GoFish for Python is a thin wrapper over the GoFish graphics engine. You write charts with the same fluent builder API as the JavaScript library — chart(), .flow(), .mark() — and render them as interactive widgets in Jupyter or marimo notebooks.

Install

bash
pip install gofish-graphics

Import it as gofish:

python
from gofish import chart, spread, rect

It depends on anywidget, pyarrow, and pandas, and renders inside any notebook environment that supports anywidget — Jupyter, JupyterLab, VS Code notebooks, and marimo.

Your first chart

A chart is built in three steps: pick the data, describe the flow of layout operators, and choose a mark to draw.

python
from gofish import chart, spread, rect

seafood = [
    {"lake": "Lake A", "species": "Bass", "count": 23},
    {"lake": "Lake B", "species": "Bass", "count": 25},
    {"lake": "Lake C", "species": "Bass", "count": 15},
    {"lake": "Lake D", "species": "Bass", "count": 12},
    {"lake": "Lake E", "species": "Bass", "count": 7},
    {"lake": "Lake F", "species": "Bass", "count": 4},
]

chart(seafood).flow(spread(by="lake", dir="x")).mark(rect(h="count")).render(
    w=500, h=300, axes=True
)

spread(by="lake", dir="x") partitions the rows by lake and lays the groups out left-to-right. rect(h="count") draws one rectangle per row whose height encodes the count field.

Rendering in a notebook

.render() returns a widget. If a ChartBuilder is the last expression in a notebook cell, it displays automatically — no .render() call needed:

python
chart(seafood).flow(spread(by="lake", dir="x")).mark(rect(h="count"))

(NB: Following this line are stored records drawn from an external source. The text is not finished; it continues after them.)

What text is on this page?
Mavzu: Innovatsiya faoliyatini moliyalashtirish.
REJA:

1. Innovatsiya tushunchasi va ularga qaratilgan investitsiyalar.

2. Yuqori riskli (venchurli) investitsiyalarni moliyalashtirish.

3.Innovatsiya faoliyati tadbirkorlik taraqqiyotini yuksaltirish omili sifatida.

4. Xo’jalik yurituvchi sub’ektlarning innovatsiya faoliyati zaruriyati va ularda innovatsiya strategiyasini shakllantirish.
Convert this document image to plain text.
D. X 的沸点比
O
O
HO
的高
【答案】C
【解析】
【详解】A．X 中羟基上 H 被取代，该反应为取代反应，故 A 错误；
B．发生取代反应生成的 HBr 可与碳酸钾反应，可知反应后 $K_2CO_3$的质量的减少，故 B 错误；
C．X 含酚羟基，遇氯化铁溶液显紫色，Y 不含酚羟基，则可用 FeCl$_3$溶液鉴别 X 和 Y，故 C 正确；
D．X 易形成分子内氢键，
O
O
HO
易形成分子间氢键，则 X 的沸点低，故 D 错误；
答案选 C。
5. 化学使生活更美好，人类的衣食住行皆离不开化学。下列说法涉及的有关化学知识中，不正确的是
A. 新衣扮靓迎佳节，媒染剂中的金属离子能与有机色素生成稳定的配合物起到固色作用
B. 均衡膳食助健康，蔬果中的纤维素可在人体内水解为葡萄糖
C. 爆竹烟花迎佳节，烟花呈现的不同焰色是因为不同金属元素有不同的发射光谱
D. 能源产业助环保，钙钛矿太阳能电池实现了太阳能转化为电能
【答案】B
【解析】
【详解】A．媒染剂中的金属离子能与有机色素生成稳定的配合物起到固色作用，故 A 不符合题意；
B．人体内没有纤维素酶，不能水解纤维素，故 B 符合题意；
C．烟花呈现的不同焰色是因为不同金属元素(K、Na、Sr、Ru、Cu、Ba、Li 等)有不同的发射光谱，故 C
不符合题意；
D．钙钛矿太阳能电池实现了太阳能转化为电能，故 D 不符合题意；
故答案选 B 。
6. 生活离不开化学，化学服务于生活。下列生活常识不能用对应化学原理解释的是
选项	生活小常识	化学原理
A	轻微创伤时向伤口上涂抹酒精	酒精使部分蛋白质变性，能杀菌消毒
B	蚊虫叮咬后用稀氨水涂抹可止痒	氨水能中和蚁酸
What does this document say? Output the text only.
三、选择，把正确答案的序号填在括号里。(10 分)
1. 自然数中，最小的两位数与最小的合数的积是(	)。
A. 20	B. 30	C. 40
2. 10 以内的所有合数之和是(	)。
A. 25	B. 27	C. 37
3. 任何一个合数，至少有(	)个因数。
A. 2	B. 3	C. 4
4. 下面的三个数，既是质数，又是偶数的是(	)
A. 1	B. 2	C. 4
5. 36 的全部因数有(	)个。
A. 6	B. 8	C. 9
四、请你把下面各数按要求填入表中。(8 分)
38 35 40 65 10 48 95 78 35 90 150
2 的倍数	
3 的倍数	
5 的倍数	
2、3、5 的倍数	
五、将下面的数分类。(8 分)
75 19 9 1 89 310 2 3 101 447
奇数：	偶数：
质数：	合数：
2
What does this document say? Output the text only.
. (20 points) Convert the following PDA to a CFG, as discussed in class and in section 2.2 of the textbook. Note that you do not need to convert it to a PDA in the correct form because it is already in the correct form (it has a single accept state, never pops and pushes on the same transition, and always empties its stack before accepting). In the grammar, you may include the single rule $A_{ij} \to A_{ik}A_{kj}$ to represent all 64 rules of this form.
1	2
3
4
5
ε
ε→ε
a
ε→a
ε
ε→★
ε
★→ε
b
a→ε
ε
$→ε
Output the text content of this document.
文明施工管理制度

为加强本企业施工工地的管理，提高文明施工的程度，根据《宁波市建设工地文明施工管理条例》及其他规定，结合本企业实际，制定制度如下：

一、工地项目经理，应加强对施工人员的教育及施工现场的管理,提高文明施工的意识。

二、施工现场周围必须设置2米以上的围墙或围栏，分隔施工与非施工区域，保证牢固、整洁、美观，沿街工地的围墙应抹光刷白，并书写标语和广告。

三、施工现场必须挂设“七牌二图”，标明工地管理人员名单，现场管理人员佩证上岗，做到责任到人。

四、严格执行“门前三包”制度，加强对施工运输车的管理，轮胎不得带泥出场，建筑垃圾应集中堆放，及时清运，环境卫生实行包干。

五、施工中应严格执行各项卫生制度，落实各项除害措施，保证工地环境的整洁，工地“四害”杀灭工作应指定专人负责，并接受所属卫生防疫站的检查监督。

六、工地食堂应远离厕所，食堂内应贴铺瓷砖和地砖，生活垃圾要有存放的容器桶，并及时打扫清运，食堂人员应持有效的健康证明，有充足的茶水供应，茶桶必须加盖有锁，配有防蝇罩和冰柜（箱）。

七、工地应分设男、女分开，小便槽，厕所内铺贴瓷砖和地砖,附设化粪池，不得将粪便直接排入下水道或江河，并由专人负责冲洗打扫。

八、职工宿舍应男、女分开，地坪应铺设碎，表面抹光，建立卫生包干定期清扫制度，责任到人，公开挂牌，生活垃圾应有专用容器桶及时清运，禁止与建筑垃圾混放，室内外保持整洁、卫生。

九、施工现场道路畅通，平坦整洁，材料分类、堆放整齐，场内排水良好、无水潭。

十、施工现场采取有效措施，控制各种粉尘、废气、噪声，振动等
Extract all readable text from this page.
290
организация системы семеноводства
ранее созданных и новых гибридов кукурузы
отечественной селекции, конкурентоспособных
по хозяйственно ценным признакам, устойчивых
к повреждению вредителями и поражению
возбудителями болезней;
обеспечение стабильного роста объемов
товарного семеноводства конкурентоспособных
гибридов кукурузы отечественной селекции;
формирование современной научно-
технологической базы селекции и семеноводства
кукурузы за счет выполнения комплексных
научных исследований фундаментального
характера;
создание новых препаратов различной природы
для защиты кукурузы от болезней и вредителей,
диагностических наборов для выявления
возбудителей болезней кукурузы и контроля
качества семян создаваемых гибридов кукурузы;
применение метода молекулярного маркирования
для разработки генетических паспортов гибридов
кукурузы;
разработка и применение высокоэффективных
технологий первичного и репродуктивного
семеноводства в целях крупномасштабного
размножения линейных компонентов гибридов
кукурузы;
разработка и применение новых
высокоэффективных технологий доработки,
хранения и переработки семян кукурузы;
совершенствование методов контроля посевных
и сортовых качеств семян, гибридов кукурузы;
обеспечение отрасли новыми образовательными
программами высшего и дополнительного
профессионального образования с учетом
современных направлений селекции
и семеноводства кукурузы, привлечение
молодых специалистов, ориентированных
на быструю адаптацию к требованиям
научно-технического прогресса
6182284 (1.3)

Call .render() explicitly when you want to set the size or show axes:

python
chart(seafood).flow(spread(by="lake", dir="x")).mark(rect(h="count")).render(
    w=500, h=300, axes=True
)

TIP

Charts in these docs are rendered with the shared GoFish engine. Because the Python and JavaScript APIs serialize to the same intermediate representation, the output you see here is exactly what .render() produces in a notebook.

Data

Pass either a list of dictionaries or a pandas DataFrame:

python
import pandas as pd

df = pd.DataFrame(seafood)
chart(df).flow(spread(by="lake", dir="x")).mark(rect(h="count"))

Field names referenced by operators (by="lake") and marks (h="count") are the column names of your data.